Low turnover came to be regarded as a desideratum for the well-managed, strike-free firm, an indication that the company was sensitive to the problems of its workers and that it provided them with outlets for voicing dissatisfaction. Moreover, a low turnover rate helped to stabilize worker effort and gave management time to build a corps of loyal employees. Although turnover costs were neither large nor rising, advocates of personnel management gave much emphasis to them, in order to legitimize reforms principally, the restriction of the foreman’s discharge prerogatives and the provision of employment security which they regarded as necessary for other reasons (Jacoby, 2004).  Turnover is said to be the rate of gain or lose of the company’s employees.  Turnover may lead to additional costs for the company in replacements for those who left. Turnover may also cost the company employees who can create the best products and best service. With more cases of turnover means lesser chances for the company to be successful.
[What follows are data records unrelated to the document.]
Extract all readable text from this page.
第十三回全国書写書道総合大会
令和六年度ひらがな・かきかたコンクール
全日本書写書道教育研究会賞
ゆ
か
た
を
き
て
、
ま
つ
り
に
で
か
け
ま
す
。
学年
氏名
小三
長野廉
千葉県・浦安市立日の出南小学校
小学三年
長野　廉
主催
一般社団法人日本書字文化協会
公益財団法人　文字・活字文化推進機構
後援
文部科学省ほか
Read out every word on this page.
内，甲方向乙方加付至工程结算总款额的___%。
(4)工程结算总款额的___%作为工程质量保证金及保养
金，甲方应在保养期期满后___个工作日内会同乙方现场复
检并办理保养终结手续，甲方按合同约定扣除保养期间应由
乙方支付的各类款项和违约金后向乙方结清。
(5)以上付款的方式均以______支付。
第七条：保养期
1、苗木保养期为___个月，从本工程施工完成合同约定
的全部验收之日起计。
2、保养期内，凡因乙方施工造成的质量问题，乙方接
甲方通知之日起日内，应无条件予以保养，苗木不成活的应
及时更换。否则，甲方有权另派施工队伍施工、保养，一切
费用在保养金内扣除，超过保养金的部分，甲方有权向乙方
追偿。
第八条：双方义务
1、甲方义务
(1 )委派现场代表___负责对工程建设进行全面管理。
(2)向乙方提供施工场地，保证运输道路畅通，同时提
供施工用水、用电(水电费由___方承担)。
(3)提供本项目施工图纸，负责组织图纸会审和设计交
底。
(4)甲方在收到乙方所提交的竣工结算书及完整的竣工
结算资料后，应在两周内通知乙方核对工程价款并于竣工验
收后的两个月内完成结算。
Turnover or the loss of employees is desirable in a company when they feel that the employees are not performing well in accordance with the standards set by the company.  All kinds of organizations expect that their employees will perform at their best and provide assistance in obtaining the company’s goal. Once the staff does not meet the expectations of the businesses, a decision must be made on whether the staff should remain or be removed from the company.  To minimize the risk of turnover the firm needs to establish a good relationship with the personnel. The firm needs to ensure that the personnel have the chance to air their grievances with any other member of the organization. The firm needs to make sure that they treat the personnel with outmost respect. To minimize the risk of turnover the firm needs to explain the goals of the company in achieving growth. The company needs to explain how the company’s growth would bring benefit to the personnel.  The personnel need to have an idea why they should try to help the company in achieving growth.  This would promote the needed virtues of communication and openness between the firm and the personnel.